2234: Obesity, Adipokines, and Chronic and Persistent Pain in Rheumatoid Arthritis

Joshua Baker¹, Kristin Wipfler², Marianna Olave³, Sofia Pedro⁴, Patricia Katz⁵ and Kaleb Michaud⁶, ¹University of Pennsylvania, Philadelphia, PA, ²FORWARD, The National Databank for Rheumatic Diseases, Omaha, NE, ³Corporal Michael J. Crescenz VA Medical Center, Philadelphia, PA, ⁴Forward, The National Databank for Rheumatic Diseases, Wichita, KS, ⁵UCSF, San Rafael, CA, ⁶University of Nebraska Medical Center, Omaha, NE

Background/Purpose: Obesity has been linked to chronic pain and pain sensitization in the general population and among patients with rheumatoid arthritis (RA). The mechanism by which obesity leads to pain sensitization remains unclear. Adipocytokines, including adiponectin, leptin, and Fibroblast Growth Factor-21, are metabolic regulators that are highly associated with obesity and inflammation and may serve many biologic functions surrounding energy utilization. Associations between adipokines and chronic pain has been observed in other settings. We aimed to determine whether adipocytokines are associated with pain, polysymptomatic distress, and trajectories of pain in patients with RA over time in a large patient registry.

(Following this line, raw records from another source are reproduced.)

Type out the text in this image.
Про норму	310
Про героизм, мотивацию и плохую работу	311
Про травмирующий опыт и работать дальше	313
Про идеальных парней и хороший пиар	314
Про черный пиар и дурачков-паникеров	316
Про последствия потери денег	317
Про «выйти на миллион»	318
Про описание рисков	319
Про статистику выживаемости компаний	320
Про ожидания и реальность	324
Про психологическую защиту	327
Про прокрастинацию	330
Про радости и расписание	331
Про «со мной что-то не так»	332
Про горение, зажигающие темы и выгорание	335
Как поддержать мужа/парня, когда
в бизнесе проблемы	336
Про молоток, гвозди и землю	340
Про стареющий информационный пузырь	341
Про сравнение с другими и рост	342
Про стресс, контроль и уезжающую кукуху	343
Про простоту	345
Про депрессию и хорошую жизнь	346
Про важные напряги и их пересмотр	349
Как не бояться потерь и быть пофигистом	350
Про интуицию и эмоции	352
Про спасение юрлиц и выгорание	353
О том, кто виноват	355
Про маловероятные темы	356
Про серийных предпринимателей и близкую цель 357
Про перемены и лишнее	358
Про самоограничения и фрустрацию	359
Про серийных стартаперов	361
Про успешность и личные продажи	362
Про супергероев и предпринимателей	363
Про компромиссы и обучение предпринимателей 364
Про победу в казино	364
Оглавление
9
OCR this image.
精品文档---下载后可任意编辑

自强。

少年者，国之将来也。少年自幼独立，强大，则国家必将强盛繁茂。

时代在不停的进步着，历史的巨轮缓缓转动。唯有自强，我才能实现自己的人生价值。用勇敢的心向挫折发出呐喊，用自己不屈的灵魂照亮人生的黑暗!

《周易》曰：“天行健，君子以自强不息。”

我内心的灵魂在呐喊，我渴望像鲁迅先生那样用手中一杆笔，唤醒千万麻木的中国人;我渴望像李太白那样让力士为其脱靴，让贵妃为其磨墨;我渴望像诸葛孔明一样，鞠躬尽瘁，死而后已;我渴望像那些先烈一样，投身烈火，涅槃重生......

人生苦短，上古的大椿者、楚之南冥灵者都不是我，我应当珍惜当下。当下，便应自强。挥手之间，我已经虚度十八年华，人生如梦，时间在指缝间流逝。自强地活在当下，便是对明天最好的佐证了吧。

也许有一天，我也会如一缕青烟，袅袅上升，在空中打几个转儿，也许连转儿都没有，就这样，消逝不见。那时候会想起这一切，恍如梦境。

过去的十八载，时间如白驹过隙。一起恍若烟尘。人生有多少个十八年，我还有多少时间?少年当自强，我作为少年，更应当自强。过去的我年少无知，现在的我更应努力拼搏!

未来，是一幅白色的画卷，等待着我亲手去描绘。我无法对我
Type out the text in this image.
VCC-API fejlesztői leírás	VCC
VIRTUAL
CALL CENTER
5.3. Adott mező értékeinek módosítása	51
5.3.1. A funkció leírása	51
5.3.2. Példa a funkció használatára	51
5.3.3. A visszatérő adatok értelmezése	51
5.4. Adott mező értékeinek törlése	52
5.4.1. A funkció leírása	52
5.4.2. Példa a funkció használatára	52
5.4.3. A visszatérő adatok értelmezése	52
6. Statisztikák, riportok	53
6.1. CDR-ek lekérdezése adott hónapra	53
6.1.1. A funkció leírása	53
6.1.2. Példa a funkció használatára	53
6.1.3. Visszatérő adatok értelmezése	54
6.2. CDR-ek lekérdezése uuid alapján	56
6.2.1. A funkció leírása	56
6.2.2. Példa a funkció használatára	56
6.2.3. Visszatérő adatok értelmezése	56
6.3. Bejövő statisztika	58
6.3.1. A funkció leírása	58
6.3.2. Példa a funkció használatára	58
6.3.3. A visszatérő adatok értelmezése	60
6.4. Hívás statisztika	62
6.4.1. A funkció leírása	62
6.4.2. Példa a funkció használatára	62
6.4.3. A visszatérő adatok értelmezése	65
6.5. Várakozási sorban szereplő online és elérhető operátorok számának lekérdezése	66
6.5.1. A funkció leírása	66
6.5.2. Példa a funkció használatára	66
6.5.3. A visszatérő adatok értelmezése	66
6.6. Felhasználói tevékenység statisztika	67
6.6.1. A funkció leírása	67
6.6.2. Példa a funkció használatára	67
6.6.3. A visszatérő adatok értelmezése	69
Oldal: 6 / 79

Methods: The study was conducted in a subset of Forward; a patient-based multi-disease, multi-purpose rheumatic disease registry with patients enrolled from community-based rheumatology practices across the United States.. Adipocytokines were measured on stored serum. Body mass index (BMI), pain on visual analogue scale (VAS), polysymptomatic distress, and other patient-reported outcomes (PROs) were reported on bi-annual questionnaires. Linear regression was used to evaluate independent associations between obesity, adipocytokines, and PROs at the time of laboratory assessment. Cox proportional hazards models were used to evaluate independent associations between adipocytokines (leptin, adiponectin, fibroblast growth factor [FGF]-21) and clinically meaningful changes in pain over time – defined as a change of more than 1.1 in visual analogue scale (VAS) sustained over two surveys. These models were adjusted for demographics, baseline pain, BMI, C-Reactive Protein levels, anti-citrullinated protein autoantibodies (ACPA) status, the rheumatic disease comorbidity index (RDCI), osteoarthritis, depression, and diabetes.

Results: Among 645 patients included in these analyses, there were significant differences in RA characteristics, comorbidity, PROs, and adipokines across obesity categories (Table 1). Of note, severely obese patients were more likely to experience greater pain on VAS and greater polysymptomatic distress. Higher FGF-21 levels were independently associated with greater pain and greater polysymptomatic distress at baseline and over subsequent observations (Table 1), as well as a higher probability of taking opioids [OR per 1 SD: 1.50 (1.21, 1.85) p< 0.001] at baseline. Higher FGF-21 levels were also associated with higher likelihood of worsening pain over time (Figure 1), and a nonsignificant decrease in the likelihood of improving [HR (per 1 SD): 0.87 (0.73, 1.03) p=0.10].

Conclusion: Severe obesity and elevated levels of FGF-21 are each independently associated with pain, polysymptomatic distress, and opioid use in RA. Elevated FGF-21 levels may help identify those at risk of worsening pain trajectories. Mechanistic studies are needed to determine if adipocytokines could serve as targets for interventions.
Table 1: Associations between BMI and adipokines with pain by visual analogue scale (VAS) and the polysymptomatic distress (PSD) scale at the laboratory observation and over all subsequent observations. All models included each adipokine and BMI category, and were adjusted for age, sex, white race, RDCI, osteoarthritis, depression, diabetes, CRP, and ACPA serostatus.
*p=0.05; **p < 0.01; ***p < 0.001

Figure 1: Association between adiponectin (per 1 SD) (black square), FGF-21 (per 1 SD) (white circle), and leptin (per 1 SD) (gray diamonds) with clinically significant worsening in pain.
Disclosures: J. Baker, Bristol-Myers Squibb(BMS), RediTrex, Pfizer; K. Wipfler, None; M. Olave, None; S. Pedro, None; P. Katz, None; K. Michaud, None.